Except that, depending on the interlocutors he meets next, the verb “amaar” can have many other meanings: “to possess” and even “to possess without authorization”, “to order”, in the sense of both “to order” and “to put in order”, or “to fill”. “Afterwards, you can fill in whatever you want. You can fill a village if you want. But you have to empty it first. You empty and you fill: you replace, in fact”specifies the man, who proposes this interpretation.

Reflection on erasure

Salim Djaferi then discovered that another Arabic word existed to translate “colonization”. It was invented in 1963, a year after the independence of Algeria, by the translators of Wretched of the earth (Maspero, 1961), Frantz Fanon’s essay on the wars of liberation. Which translators refused the word “isti’ammar”, which they considered to be false. They proposed instead “istidammar”a derivative of the verb “dammar”which in Arabic means “to destroy”.

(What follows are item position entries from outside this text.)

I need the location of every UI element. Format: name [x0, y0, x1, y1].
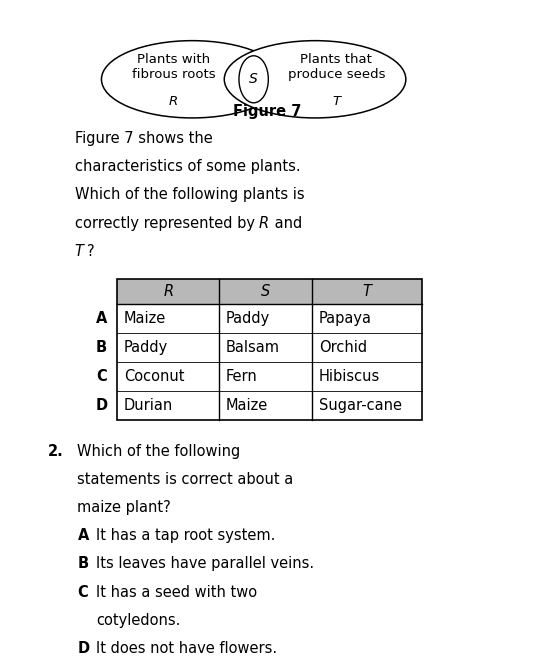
- Text: A: A: [77, 528, 89, 543]
- Text: R: R: [259, 216, 269, 230]
- Text: Plants with
fibrous roots: Plants with fibrous roots: [132, 53, 215, 81]
- Text: It has a tap root system.: It has a tap root system.: [96, 528, 276, 543]
- Text: Paddy: Paddy: [124, 340, 168, 355]
- Text: maize plant?: maize plant?: [77, 500, 171, 515]
- Text: Its leaves have parallel veins.: Its leaves have parallel veins.: [96, 556, 314, 571]
- Text: Figure 7: Figure 7: [233, 104, 301, 119]
- Bar: [117, 279, 422, 304]
- Text: S: S: [261, 284, 270, 299]
- Ellipse shape: [239, 56, 269, 103]
- Text: C: C: [77, 585, 88, 599]
- Text: T: T: [363, 284, 372, 299]
- Ellipse shape: [101, 41, 283, 118]
- Text: Durian: Durian: [124, 398, 173, 413]
- Text: characteristics of some plants.: characteristics of some plants.: [75, 159, 301, 174]
- Text: T: T: [75, 244, 84, 259]
- Text: It has a seed with two: It has a seed with two: [96, 585, 257, 599]
- Text: R: R: [163, 284, 173, 299]
- Text: ?: ?: [87, 244, 94, 259]
- Text: Paddy: Paddy: [225, 311, 270, 327]
- Text: Maize: Maize: [124, 311, 166, 327]
- Text: D: D: [96, 398, 107, 413]
- Text: and: and: [270, 216, 302, 230]
- Text: Papaya: Papaya: [319, 311, 372, 327]
- Text: B: B: [77, 556, 89, 571]
- Text: Plants that
produce seeds: Plants that produce seeds: [288, 53, 385, 81]
- Text: S: S: [249, 73, 258, 86]
- Text: Which of the following plants is: Which of the following plants is: [75, 187, 304, 202]
- Text: Maize: Maize: [225, 398, 268, 413]
- Text: statements is correct about a: statements is correct about a: [77, 472, 294, 487]
- Text: C: C: [96, 369, 107, 384]
- Text: Fern: Fern: [225, 369, 257, 384]
- Text: It does not have flowers.: It does not have flowers.: [96, 641, 277, 656]
- Text: A: A: [96, 311, 107, 327]
- Text: cotyledons.: cotyledons.: [96, 613, 180, 628]
- Text: correctly represented by: correctly represented by: [75, 216, 260, 230]
- Bar: [117, 279, 422, 420]
- Text: Hibiscus: Hibiscus: [319, 369, 380, 384]
- Text: Sugar-cane: Sugar-cane: [319, 398, 402, 413]
- Text: R: R: [169, 95, 178, 108]
- Text: Orchid: Orchid: [319, 340, 367, 355]
- Text: T: T: [332, 95, 341, 108]
- Text: Coconut: Coconut: [124, 369, 184, 384]
- Text: Which of the following: Which of the following: [77, 444, 241, 458]
- Text: B: B: [96, 340, 107, 355]
- Text: Figure 7 shows the: Figure 7 shows the: [75, 131, 213, 146]
- Text: 2.: 2.: [48, 444, 64, 458]
- Text: D: D: [77, 641, 90, 656]
- Ellipse shape: [224, 41, 406, 118]
- Text: Balsam: Balsam: [225, 340, 279, 355]
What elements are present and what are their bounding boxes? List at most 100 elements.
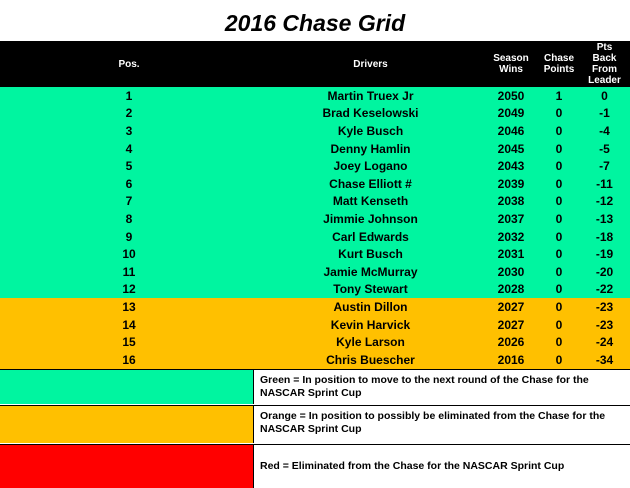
position-cell: 2 xyxy=(125,106,133,121)
table-row: 9 Carl Edwards 2032 0 -18 xyxy=(0,227,630,246)
position-cell: 5 xyxy=(125,159,133,174)
table-row: 4 Denny Hamlin 2045 0 -5 xyxy=(0,139,630,158)
table-row: 2 Brad Keselowski 2049 0 -1 xyxy=(0,104,630,123)
legend-green: Green = In position to move to the next … xyxy=(0,369,630,404)
season-wins-cell: 2030 xyxy=(497,264,525,279)
position-cell: 16 xyxy=(122,352,136,367)
position-cell: 3 xyxy=(125,123,133,138)
position-cell: 10 xyxy=(122,247,136,262)
table-row: 6 Chase Elliott # 2039 0 -11 xyxy=(0,174,630,193)
header-chase-points: Chase Points xyxy=(539,53,579,75)
driver-cell: Austin Dillon xyxy=(333,299,408,314)
chase-points-cell: 0 xyxy=(555,247,563,262)
pts-back-cell: -23 xyxy=(595,317,614,332)
chase-points-cell: 0 xyxy=(555,123,563,138)
chase-points-cell: 0 xyxy=(555,264,563,279)
table-row: 12 Tony Stewart 2028 0 -22 xyxy=(0,280,630,299)
header-chase-points-line: Points xyxy=(543,64,575,75)
table-body: 1 Martin Truex Jr 2050 1 0 2 Brad Keselowski 20… xyxy=(0,87,630,369)
driver-cell: Chris Buescher xyxy=(326,352,415,367)
season-wins-cell: 2032 xyxy=(497,229,525,244)
season-wins-cell: 2031 xyxy=(497,247,525,262)
table-row: 7 Matt Kenseth 2038 0 -12 xyxy=(0,192,630,211)
season-wins-cell: 2037 xyxy=(497,211,525,226)
position-cell: 13 xyxy=(122,299,136,314)
position-cell: 4 xyxy=(125,141,133,156)
header-pts-back: Pts Back From Leader xyxy=(579,42,630,86)
pts-back-cell: -34 xyxy=(595,352,614,367)
position-cell: 7 xyxy=(125,194,133,209)
legend-red: Red = Eliminated from the Chase for the … xyxy=(0,444,630,488)
driver-cell: Matt Kenseth xyxy=(332,194,409,209)
position-cell: 8 xyxy=(125,211,133,226)
table-row: 3 Kyle Busch 2046 0 -4 xyxy=(0,122,630,140)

So the young actor unwinds his ball, from surprise to surprise, summoning on the set another language, plastic, this one: using polystyrene plates, he arranges small constructions that say confinement or destruction. Or stages, with a real-false spectator invited into the game, the differences in point of view using a sponge and a bottle. The question of what colonization does to language – or the opposite – arises, again, in this passage from “colonization” to “koulounization”, and in the various terms that have been used, from one side to the other. one era to another, to define the Algerian war: “Algerian events”, “war of national liberation” Or “Algerian revolution”.